If this be true, then I cannot perceive why the insurer is to be deprived of this defense in an action brought by the injured person since the very statute, which granted plaintiffs the direct action, declares in unequivocal language that “any action brought hereunder shall be subject to all of the lawful conditions of the policy contract and the defenses which could be urged by the insurer to a direct action brought by the insured * * *
The majority opinion seems to derive comfort from the decision in 1929 of the Court of Appeal for the Parish of Orleans in Edwards v. Fidelity & Casualty Co. of New York, 11 La.App. 176, 123 So. 162, where, in construing the clause “within the terms and limits of the policy” as used in Act 253 of 1918, it was held that the failure of the assured to notify the insurer of the accident, as required by the policy, did not deprive the injured person filing suit thereon of his right of action as those words were not intended to include the requirement of notice but referred only to the amount which might be recovered and to other warranties and conditions with *219which the injured person could comply.

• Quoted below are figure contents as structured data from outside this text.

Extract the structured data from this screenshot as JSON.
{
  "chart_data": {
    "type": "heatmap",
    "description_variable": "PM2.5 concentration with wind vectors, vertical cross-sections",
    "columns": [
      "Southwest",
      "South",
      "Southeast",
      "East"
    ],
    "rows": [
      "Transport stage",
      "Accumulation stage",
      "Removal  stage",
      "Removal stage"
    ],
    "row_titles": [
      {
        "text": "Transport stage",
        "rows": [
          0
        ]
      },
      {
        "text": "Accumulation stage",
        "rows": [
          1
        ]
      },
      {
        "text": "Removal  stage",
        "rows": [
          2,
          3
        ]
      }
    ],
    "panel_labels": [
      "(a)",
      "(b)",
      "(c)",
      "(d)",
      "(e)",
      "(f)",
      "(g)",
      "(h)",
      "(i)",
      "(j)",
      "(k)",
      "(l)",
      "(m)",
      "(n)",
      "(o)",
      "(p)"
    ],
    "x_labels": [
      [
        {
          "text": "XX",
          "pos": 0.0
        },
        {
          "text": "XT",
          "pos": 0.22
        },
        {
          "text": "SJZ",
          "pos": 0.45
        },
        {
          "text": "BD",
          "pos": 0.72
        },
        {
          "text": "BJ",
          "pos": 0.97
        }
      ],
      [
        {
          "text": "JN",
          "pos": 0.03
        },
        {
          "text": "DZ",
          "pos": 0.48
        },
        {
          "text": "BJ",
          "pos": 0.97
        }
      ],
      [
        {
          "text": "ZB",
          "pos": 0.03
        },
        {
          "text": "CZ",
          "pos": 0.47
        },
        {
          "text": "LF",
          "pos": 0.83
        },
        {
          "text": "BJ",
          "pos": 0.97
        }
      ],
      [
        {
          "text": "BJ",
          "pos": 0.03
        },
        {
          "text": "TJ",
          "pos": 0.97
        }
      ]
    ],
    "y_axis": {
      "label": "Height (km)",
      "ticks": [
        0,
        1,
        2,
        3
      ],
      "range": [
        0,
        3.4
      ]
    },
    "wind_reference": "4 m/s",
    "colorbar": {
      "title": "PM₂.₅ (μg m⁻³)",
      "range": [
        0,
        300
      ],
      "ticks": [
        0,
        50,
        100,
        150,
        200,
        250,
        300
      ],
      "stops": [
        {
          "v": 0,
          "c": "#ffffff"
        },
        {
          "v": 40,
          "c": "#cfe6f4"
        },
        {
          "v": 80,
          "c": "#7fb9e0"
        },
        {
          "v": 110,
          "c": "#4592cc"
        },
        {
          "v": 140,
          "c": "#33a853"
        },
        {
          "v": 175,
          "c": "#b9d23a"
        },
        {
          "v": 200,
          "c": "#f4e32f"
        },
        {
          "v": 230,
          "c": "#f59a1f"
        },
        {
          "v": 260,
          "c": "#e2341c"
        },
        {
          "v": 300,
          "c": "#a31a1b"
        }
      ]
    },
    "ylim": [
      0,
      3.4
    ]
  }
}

But the majority fail to take in account that, while the 1930 amendment granted greater rights to the injured person by according a right of direct action against the insurer, it specifically restricted that right and made it subject to all lawful conditions of the policy contract and to the defenses which could be urged by the insurer in a direct action brought by the insured. Manifestly, by the latter provision, the Legislature placed its stamp of disapproval on the decision of the Court of Appeal in Edwards v. Fidelity & Casualty Company, supra, as was recognized by á majority of the members of the same court (including the author of the Edwards decision) in a later case. See Jones v. American Mut. Liability Ins. Co., La.App., 185 So. 509-517.1
Much reliance is placed by the majority upon certain language used by this court in Davies v. Consolidated Underwriters, 199 La. 459, 6 So.2d 351. But, admittedly, that case did not involve the enforceability of a condition in the policy requiring the giving of notice to the insurer; the provision of the policy there depended upon was found to be ambiguous and, hence, not available to the insurer as a defense. The expressions of the court regarding the purpose of Act 55 of 1930 are sound but I cannot discern that they control or in anywise fortify the conclusion reached in the case at bar.
I think the judgment of the Court of Appeal should be affirmed.

. See also Tulane Law Review, Vol. X, page 69 and Yol. XI, page 443. In the latter Article is found the following comment: “The 1930 Act, which contains .an express clause designed to overrule the Edwards decision, requires compliance with policy terms that do not deprive the third party of his right of direct action against the insurer.”